View larger version (33K): [in this window] [in a new window]   Fig. 7. Model for MEX-5 asymmetry. Speculative model showing MEX-5 before (left) and after (right) asymmetry. MEX-5 is either bound (green) or unbound (blue) to cytoplasmic actomyosin, or to a component whose mobility is limited by actomyosin. Cortical contraction changes the localization, or dynamics, of actomyosin in the deep cytoplasm, such that MEX-5 concentrates in the anterior. Additional sharpening of the MEX-5 asymmetry might come from factors that modulate MEX-5 binding, such as phosphorylation by posterior-localized PAR-1 (red) or non-localized PAR-4 (not shown).

The restricted mobility of GFP:MEX-5 does not change appreciably in the anterior of the embryo as asymmetry develops. However, there is an increase in posterior mobility, providing a possible mechanism for the net, anterior accumulation. There are several mechanisms that might explain the increased mobility, such as fewer available binding sites in the posterior, a diminished ability to bind those sites, or both. We showed that the increase in posterior mobility required PAR-1⁺ activity and the C-terminus of MEX-5. Deleting the entire C-terminus or mutating five Ser and Thr residues within the C-terminus caused indistinguishable defects in mobility.

S458 appears to be the most important site in the C-terminus, as mutating this single residue caused a significant, although variable, defect in mobility, and a severe defect in MEX-5 asymmetry. We showed that S458 is phosphorylated in vivo, and that a nearby KRRTSL sequence is required for normal levels of phosphorylation and for GFP:MEX-5 asymmetry. Despite the resemblance of this sequence to the RxxL-box motif involved in APC/Cyclosome-mediated protein degradation, our results indicate that it does not function to degrade GFP:MEX-5. Our analysis indicates that degradation is not essential for asymmetry, but does not exclude the possibility that degradation contributes to the asymmetry of endogenous MEX-5; the level of GFP:MEX-5 is sufficient to rescue mex-5; mex-6 double mutants, but is much lower than the level of endogenous MEX-5. If the KRRTSL sequence has any functional similarity to an RxxL-box, one possibility is that MEX-5 is a pseudosubstrate of the APC, localizing with the APC and/or competing for binding with other APC substrates. For example, yeast Mad3/BubR1 contains KEN- and RxxL-boxes that mediate binding to the APC subunit Fizzy/Cdc20, but that do not function in degradation (Burton and Solomon, 2007). C. elegans FZY-1/Fizzy/Cdc20 is highly asymmetrical in the newly fertilized egg, where it is localized near the maternal chromosomes at the anterior pole during meiosis I (Kitagawa et al., 2002). However, FZY-1 appears to be uniformly distributed at subsequent stages when MEX-5 asymmetry develops (Kitagawa et al., 2002) (our unpublished results).

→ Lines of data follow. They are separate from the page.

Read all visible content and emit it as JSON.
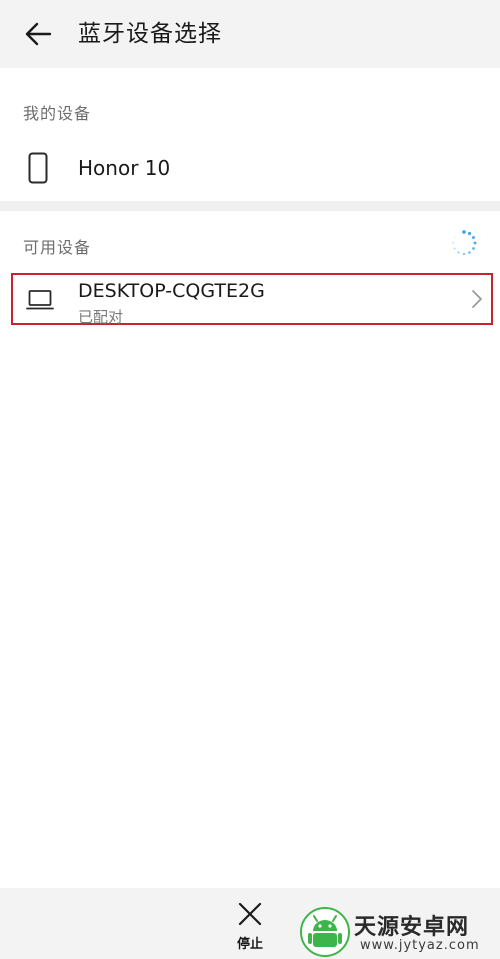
{
  "header": {
    "title": "蓝牙设备选择",
    "back_icon": "arrow-left-icon"
  },
  "my_devices": {
    "label": "我的设备",
    "items": [
      {
        "name": "Honor 10",
        "icon": "phone-icon"
      }
    ]
  },
  "available_devices": {
    "label": "可用设备",
    "scanning_icon": "loading-spinner-icon",
    "items": [
      {
        "name": "DESKTOP-CQGTE2G",
        "status": "已配对",
        "icon": "laptop-icon",
        "highlight_color": "#c8242f"
      }
    ]
  },
  "bottom_bar": {
    "stop_label": "停止",
    "stop_icon": "close-icon"
  },
  "watermark": {
    "text": "天源安卓网",
    "url": "www.jytyaz.com",
    "logo_color": "#3db54a"
  }
}
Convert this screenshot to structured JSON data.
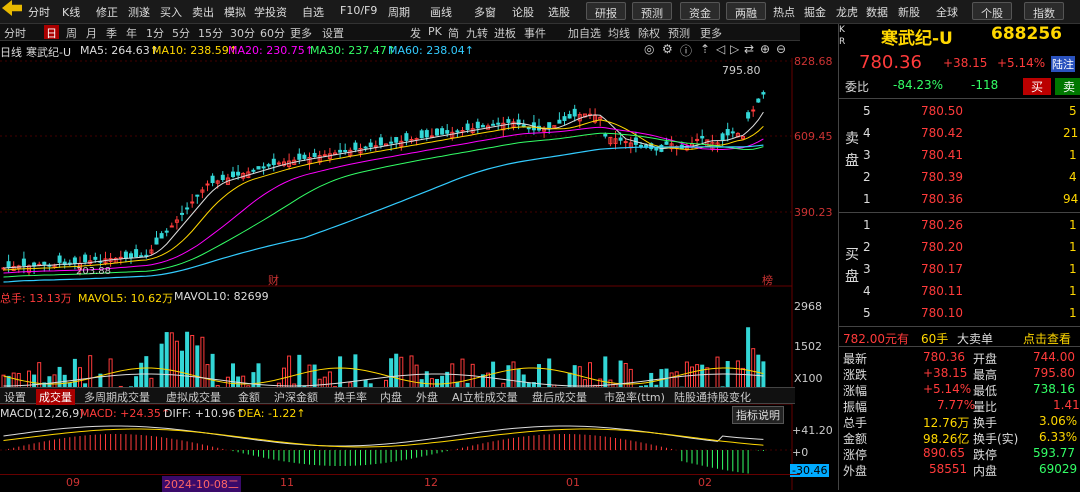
{
  "toolbar": {
    "left_items": [
      "分时",
      "K线",
      "修正",
      "测遂",
      "买入",
      "卖出",
      "模拟",
      "学投资",
      "自选",
      "F10/F9",
      "周期",
      "画线",
      "多窗",
      "论股",
      "选股"
    ],
    "right_buttons": [
      "研报",
      "预测",
      "资金",
      "两融"
    ],
    "right_items": [
      "热点",
      "掘金",
      "龙虎",
      "数据",
      "新股",
      "全球"
    ],
    "far_right_buttons": [
      "个股",
      "指数"
    ]
  },
  "periods": {
    "items": [
      "分时",
      "日",
      "周",
      "月",
      "季",
      "年",
      "1分",
      "5分",
      "15分",
      "30分",
      "60分",
      "更多",
      "设置"
    ],
    "selected": "日",
    "right_items": [
      "发",
      "PK",
      "简",
      "九转",
      "进板",
      "事件",
      "加自选",
      "均线",
      "除权",
      "预测",
      "更多"
    ]
  },
  "ma": {
    "label": "日线",
    "name": "寒武纪-U",
    "ma5": "MA5: 264.63↑",
    "ma10": "MA10: 238.59↑",
    "ma20": "MA20: 230.75↑",
    "ma30": "MA30: 237.47↑",
    "ma60": "MA60: 238.04↑"
  },
  "price_axis": [
    "828.68",
    "609.45",
    "390.23"
  ],
  "annotations": {
    "high": "795.80",
    "low": "203.88",
    "cai": "财",
    "bang": "榜"
  },
  "volume": {
    "label_total": "总手: 13.13万",
    "mavol5": "MAVOL5: 10.62万",
    "mavol10": "MAVOL10: 82699",
    "axis": [
      "2968",
      "1502",
      "X100"
    ]
  },
  "tabs": {
    "items": [
      "设置",
      "成交量",
      "多周期成交量",
      "虚拟成交量",
      "金额",
      "沪深金额",
      "换手率",
      "内盘",
      "外盘",
      "AI立桩成交量",
      "盘后成交量",
      "市盈率(ttm)",
      "陆股通持股变化"
    ],
    "selected": "成交量"
  },
  "macd": {
    "label": "MACD(12,26,9)",
    "value": "MACD: +24.35↑",
    "diff": "DIFF: +10.96↑",
    "dea": "DEA: -1.22↑",
    "help": "指标说明",
    "axis": [
      "+41.20",
      "+0",
      "-30.46"
    ]
  },
  "dates": [
    "09",
    "2024-10-08二",
    "11",
    "12",
    "01",
    "02"
  ],
  "quote": {
    "name": "寒武纪-U",
    "code": "688256",
    "price": "780.36",
    "change": "+38.15",
    "pct": "+5.14%",
    "tag": "陆注",
    "weibi_label": "委比",
    "weibi": "-84.23%",
    "weicha": "-118",
    "buy_btn": "买",
    "sell_btn": "卖",
    "sell_side_label": "卖盘",
    "buy_side_label": "买盘",
    "asks": [
      {
        "lvl": "5",
        "price": "780.50",
        "vol": "5"
      },
      {
        "lvl": "4",
        "price": "780.42",
        "vol": "21"
      },
      {
        "lvl": "3",
        "price": "780.41",
        "vol": "1"
      },
      {
        "lvl": "2",
        "price": "780.39",
        "vol": "4"
      },
      {
        "lvl": "1",
        "price": "780.36",
        "vol": "94"
      }
    ],
    "bids": [
      {
        "lvl": "1",
        "price": "780.26",
        "vol": "1"
      },
      {
        "lvl": "2",
        "price": "780.20",
        "vol": "1"
      },
      {
        "lvl": "3",
        "price": "780.17",
        "vol": "1"
      },
      {
        "lvl": "4",
        "price": "780.11",
        "vol": "1"
      },
      {
        "lvl": "5",
        "price": "780.10",
        "vol": "1"
      }
    ],
    "bigorder": "782.00元有",
    "bigorder_hands": "60手",
    "bigorder_type": "大卖单",
    "bigorder_link": "点击查看",
    "stats": [
      {
        "k": "最新",
        "v": "780.36",
        "k2": "开盘",
        "v2": "744.00"
      },
      {
        "k": "涨跌",
        "v": "+38.15",
        "k2": "最高",
        "v2": "795.80"
      },
      {
        "k": "涨幅",
        "v": "+5.14%",
        "k2": "最低",
        "v2": "738.16"
      },
      {
        "k": "振幅",
        "v": "7.77%",
        "k2": "量比",
        "v2": "1.41"
      },
      {
        "k": "总手",
        "v": "12.76万",
        "k2": "换手",
        "v2": "3.06%"
      },
      {
        "k": "金额",
        "v": "98.26亿",
        "k2": "换手(实)",
        "v2": "6.33%"
      },
      {
        "k": "涨停",
        "v": "890.65",
        "k2": "跌停",
        "v2": "593.77"
      },
      {
        "k": "外盘",
        "v": "58551",
        "k2": "内盘",
        "v2": "69029"
      }
    ]
  },
  "colors": {
    "up": "#ff3b3b",
    "down": "#33ff66",
    "flat": "#ddd",
    "ma5": "#ddd",
    "ma10": "#ffd700",
    "ma20": "#ff00ff",
    "ma30": "#33ff66",
    "ma60": "#3cf"
  }
}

We found that two kinases that are essential for MEX-5 asymmetry, PAR-4 and PAR-1, are required for S458 phosphorylation. Previous studies with temperature-sensitive par-4 alleles suggested that the critical period for PAR-4 function begins about 1.5 hours before fertilization (Morton et al., 1992). Because ovulation occurs once every 23 minutes (McCarter et al., 1999), this implies the critical period begins in the -4 oocyte. In gonads lacking PAR-4 activity, the level of phospho-S458 appears normal in early oogenesis, but diminishes between the -4 and -3 oocytes, and is not detectable by fertilization. Thus, the temperature-sensitive period for PAR-4 corresponds to a time when PAR-4⁺ activity is necessary to maintain phospho-S458 in mature oocytes. We do not know whether MEX-5 or MEX-6 have functions in oocytes, although other CCCH finger proteins, such as OMA-1, are present in oocytes and are essential for oocyte maturation (Detwiler et al., 2001). However, the finding that mex-5(-);mex-6(-) mutants can have defective localization of the PAR-3/PAR-6/PKC-3 complex (Cuenca et al., 2003) suggests that MEX-5 might have functions before asymmetry is established (see Introduction).

The rapid loss of phospho-S458 in par-4(-) mutant oocytes suggests that S458 might not be stably phosphorylated in normal oocytes or embryos, and instead is regulated dynamically by phosphatases and kinases. Consistent with a role for dynamic regulation, we found that substituting a Glu residue for S458, or for both S458 and T457, prevented GFP:MEX-5 asymmetry (see Fig. 2B). Immunostaining experiments with MEX-5 and MEX-5(pS458) did not reveal temporally or spatially distinct subpopulations of MEX-5 that lack phospho-S458; however, such experiments do not rule out dynamic changes or microheterogeneity within the cytoplasm. For example, the phosphorylation state of S458 might be involved in the assembly, or disassembly, of MEX-5 protein complexes in mature oocytes, as well as contributing to one-cell asymmetry.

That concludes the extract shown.